Encouraging providers to develop innovative care models and research best practices was among the 23 recommendations in last week’s federal Aged Care Taskforce final report, which also called for wealthier residents to foot their own daily expenses and advised against a dedicated tax.
A new analysis from Sydney Policy Lab and Impact Economics and Policy reveals the extent to which the sector has failed to investigate more efficient models of care as Australia’s population ages.
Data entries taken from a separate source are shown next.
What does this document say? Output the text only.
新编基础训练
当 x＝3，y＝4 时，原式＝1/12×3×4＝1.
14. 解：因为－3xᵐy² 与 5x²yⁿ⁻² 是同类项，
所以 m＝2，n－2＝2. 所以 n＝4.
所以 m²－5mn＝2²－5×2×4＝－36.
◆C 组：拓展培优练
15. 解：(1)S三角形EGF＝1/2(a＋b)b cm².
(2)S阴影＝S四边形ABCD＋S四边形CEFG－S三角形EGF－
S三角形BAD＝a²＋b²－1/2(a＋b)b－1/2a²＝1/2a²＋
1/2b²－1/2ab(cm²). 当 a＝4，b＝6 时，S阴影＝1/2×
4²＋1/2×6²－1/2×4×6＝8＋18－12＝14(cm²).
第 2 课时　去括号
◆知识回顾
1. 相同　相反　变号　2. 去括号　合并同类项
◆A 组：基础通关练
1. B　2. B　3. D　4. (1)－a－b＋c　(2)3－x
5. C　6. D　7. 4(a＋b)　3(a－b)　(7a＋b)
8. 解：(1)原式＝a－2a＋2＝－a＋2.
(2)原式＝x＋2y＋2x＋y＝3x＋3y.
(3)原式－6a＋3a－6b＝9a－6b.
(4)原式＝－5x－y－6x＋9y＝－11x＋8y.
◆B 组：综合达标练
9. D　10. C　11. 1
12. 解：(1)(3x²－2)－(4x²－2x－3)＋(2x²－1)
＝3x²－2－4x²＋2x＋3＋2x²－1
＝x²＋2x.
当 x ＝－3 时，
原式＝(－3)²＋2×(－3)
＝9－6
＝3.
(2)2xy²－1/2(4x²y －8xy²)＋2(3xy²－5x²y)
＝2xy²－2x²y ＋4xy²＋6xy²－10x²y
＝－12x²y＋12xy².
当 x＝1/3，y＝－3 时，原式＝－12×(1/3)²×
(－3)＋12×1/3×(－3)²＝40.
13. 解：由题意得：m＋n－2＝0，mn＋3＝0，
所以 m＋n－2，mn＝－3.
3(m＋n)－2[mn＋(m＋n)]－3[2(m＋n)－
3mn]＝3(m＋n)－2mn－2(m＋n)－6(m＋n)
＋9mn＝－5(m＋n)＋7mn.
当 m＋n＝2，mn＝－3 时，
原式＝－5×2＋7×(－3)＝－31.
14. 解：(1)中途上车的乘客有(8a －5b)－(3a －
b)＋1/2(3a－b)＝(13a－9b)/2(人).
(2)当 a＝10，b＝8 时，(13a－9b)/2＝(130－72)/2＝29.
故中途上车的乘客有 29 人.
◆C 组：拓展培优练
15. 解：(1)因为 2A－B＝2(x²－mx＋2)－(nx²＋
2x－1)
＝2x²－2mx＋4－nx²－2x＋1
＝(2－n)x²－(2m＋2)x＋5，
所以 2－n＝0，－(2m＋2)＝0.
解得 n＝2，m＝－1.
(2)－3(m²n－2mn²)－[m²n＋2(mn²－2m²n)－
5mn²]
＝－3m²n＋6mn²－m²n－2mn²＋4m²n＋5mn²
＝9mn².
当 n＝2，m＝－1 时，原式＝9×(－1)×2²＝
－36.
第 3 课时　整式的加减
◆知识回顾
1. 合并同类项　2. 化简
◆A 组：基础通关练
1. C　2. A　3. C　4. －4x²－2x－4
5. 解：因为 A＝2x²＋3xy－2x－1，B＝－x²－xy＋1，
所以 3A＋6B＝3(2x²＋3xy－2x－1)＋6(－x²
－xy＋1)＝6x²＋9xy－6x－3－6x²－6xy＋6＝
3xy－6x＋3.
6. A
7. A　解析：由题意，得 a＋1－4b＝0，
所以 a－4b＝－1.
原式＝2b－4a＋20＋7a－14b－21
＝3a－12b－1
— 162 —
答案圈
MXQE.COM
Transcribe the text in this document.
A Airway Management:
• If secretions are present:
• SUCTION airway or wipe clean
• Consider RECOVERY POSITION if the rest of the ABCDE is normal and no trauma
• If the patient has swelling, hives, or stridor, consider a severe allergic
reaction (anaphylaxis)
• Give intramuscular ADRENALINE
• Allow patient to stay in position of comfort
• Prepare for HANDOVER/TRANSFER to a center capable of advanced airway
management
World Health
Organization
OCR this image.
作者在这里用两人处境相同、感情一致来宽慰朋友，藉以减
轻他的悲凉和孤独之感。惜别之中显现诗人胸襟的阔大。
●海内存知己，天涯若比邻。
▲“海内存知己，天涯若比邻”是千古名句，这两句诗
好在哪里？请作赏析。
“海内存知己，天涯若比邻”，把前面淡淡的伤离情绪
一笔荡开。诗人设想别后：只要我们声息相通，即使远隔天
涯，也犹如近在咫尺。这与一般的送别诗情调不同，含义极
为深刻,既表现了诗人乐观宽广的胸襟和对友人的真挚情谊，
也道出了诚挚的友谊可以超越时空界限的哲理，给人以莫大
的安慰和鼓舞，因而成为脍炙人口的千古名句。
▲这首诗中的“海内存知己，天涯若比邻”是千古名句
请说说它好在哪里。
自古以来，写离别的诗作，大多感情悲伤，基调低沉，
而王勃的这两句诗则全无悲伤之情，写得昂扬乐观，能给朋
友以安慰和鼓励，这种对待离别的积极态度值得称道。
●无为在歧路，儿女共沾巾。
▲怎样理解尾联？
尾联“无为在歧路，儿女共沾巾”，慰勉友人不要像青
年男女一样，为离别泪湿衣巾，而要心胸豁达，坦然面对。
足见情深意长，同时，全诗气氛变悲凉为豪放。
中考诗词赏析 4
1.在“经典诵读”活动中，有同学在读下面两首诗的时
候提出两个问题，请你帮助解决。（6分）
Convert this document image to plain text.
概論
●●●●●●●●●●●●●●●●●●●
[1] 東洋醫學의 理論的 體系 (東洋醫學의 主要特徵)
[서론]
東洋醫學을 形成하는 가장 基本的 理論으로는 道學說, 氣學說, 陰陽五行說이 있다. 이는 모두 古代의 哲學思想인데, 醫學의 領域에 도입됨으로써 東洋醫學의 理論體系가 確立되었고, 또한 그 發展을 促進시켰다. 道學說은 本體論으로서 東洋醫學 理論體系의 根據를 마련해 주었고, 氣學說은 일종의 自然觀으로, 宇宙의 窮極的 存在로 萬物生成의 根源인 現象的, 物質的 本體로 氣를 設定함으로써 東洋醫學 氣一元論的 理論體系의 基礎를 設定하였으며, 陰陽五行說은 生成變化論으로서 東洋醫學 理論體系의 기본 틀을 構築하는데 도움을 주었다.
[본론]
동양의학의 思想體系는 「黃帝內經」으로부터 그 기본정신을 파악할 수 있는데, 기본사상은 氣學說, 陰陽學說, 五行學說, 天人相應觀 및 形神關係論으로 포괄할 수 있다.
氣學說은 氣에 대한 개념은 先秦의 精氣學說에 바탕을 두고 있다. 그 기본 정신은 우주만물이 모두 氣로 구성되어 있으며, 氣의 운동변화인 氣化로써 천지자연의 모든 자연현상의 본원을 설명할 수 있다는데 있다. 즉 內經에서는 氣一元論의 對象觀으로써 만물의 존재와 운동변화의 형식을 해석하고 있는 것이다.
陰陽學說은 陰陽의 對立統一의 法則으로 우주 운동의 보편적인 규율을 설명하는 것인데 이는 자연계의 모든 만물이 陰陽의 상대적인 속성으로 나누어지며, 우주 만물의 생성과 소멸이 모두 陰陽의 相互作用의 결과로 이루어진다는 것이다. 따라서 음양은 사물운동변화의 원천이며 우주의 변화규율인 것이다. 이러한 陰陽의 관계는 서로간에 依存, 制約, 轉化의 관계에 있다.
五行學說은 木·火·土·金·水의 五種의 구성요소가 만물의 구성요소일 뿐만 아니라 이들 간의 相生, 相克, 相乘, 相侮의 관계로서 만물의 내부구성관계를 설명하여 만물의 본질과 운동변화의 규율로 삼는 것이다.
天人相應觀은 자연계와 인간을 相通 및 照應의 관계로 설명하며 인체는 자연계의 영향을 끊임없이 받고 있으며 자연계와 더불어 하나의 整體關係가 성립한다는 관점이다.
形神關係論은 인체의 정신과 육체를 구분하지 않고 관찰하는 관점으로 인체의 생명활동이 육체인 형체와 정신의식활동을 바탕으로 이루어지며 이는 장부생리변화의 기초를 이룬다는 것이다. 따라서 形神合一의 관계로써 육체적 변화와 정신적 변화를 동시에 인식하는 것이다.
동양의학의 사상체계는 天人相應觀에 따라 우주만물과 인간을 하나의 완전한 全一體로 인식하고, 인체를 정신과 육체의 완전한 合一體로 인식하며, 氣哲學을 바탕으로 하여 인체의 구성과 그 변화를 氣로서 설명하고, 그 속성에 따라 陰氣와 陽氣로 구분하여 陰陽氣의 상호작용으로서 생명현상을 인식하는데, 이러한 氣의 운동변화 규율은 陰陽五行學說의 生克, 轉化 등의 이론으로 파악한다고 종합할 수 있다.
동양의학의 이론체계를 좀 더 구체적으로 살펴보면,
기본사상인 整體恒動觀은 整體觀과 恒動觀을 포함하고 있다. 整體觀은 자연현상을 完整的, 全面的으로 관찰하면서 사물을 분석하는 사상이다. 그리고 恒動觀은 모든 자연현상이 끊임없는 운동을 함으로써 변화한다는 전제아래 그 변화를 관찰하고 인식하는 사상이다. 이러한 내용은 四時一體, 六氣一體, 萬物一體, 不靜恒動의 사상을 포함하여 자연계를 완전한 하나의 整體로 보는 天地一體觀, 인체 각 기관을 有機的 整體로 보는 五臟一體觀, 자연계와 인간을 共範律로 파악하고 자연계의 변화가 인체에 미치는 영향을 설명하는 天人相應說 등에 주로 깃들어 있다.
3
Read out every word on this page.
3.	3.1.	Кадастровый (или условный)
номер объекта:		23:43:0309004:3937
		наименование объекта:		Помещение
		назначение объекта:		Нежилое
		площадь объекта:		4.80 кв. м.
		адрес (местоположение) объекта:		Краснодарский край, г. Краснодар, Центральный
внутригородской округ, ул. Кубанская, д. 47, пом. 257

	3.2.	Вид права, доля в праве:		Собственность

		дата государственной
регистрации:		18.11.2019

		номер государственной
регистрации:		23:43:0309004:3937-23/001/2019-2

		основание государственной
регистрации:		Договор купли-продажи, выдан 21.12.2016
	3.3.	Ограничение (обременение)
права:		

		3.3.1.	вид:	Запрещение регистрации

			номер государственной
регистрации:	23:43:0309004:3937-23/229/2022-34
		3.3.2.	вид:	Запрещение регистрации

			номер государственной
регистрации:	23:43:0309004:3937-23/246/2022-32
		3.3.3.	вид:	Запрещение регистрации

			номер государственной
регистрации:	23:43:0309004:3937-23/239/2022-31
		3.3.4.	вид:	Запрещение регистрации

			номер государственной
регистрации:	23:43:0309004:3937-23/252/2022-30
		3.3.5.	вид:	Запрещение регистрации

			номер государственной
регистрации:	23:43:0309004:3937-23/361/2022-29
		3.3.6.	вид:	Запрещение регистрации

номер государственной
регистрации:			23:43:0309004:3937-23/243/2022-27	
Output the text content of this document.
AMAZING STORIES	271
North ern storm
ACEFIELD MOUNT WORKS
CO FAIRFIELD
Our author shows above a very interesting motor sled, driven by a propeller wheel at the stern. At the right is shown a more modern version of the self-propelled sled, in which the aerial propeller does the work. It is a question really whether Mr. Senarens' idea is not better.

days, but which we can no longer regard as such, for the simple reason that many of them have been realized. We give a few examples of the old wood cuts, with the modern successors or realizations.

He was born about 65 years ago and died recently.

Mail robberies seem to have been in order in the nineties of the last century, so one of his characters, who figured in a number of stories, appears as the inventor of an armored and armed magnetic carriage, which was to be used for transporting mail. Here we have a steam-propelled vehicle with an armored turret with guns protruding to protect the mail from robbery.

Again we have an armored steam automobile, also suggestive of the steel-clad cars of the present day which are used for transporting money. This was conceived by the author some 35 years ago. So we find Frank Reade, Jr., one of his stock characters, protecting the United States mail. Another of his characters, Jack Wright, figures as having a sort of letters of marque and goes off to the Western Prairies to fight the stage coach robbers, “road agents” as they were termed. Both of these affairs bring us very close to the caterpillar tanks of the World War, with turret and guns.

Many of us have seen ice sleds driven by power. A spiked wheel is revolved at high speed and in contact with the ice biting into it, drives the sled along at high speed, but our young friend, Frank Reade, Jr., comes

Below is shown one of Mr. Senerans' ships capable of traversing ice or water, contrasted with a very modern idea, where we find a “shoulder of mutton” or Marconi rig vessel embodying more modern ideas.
While the average Australian firm spends 0.4 per cent of its total expenditure on research and development, according to the most recent tax office data, in residential aged care it was 0.016 per cent.
“It comes down to the way in which funding for the sector works. It doesn’t necessarily reward improved quality when funding is a payment per resident,” said Dr Angela Jackson, lead author of the analysis and a health economist on the federal COVID-19 inquiry panel.
The analysis found aged care spent just $464,953 of its $2.9 billion expenditure in 2020-21 on research and development.
This was significantly less than the regulatory services industry (which spent $8.3 million on research and development), ambulance services ($1.3 million) and the beekeeping industry ($4 million).
Including public sources of funding, such as Flinders University’s newly established and federal government-funded Aged Care Research Industry Innovation Australia (ARIIA), there is a $100 million annual aged care research and development spend.
However, this is still a smaller proportion of expenditure than the above industries, and the analysis recommended an increase, as well as a new organisation to co-ordinate aged care research and development within government.
Australia’s population aged 85 and older is projected to increase from 534,000 in 2021 to 1.28 million by 2041, according to the UNSW ACR Centre of Excellence in Population Ageing Research.
Jackson said improving quality in aged care could reduce hospital admissions – through lower rates of falls, for example – but was also important to improve quality of life and wellbeing for those in aged care as an end in itself.
University of Sydney nursing school dean Professor Brendan McCormack, another co-author of the analysis, agreed Australian models of funding limited innovation, even if better methods for managing an ageing population existed abroad.
“There are so many inefficiencies at the moment and very little evidence underpinning things that happen,” he said of Australia’s approach.
McCormack has been involved in a number of aged care research projects in Europe which increased integration between aged care facilities and the community.
These included intergenerational programs – such as between the elderly and local teenagers – which are starting to become more common in Australia, but also more radical ways of thinking about residential care, such as making facilities’ cafes and grounds open to the public or trialling household-style care models.
Aged care consultant and former CEO of the sector’s peak body Paul Sadler said industry had been trying to do its bit in the research space, but it had historically been difficult to find the money.
He cited ARIIA and the Aged & Community Care Providers Association’s InnovAgeing project as examples of research into a better approach to care.
“There are some good things starting to happen. Hopefully, with the additional revenue coming into the sector and new initiatives from the taskforce there will be more research,” he said.
The federal government is yet to commit to any of the recommendations in the taskforce’s report. Prime Minister Anthony Albanese said on Tuesday his government would look to long-term solutions in its response.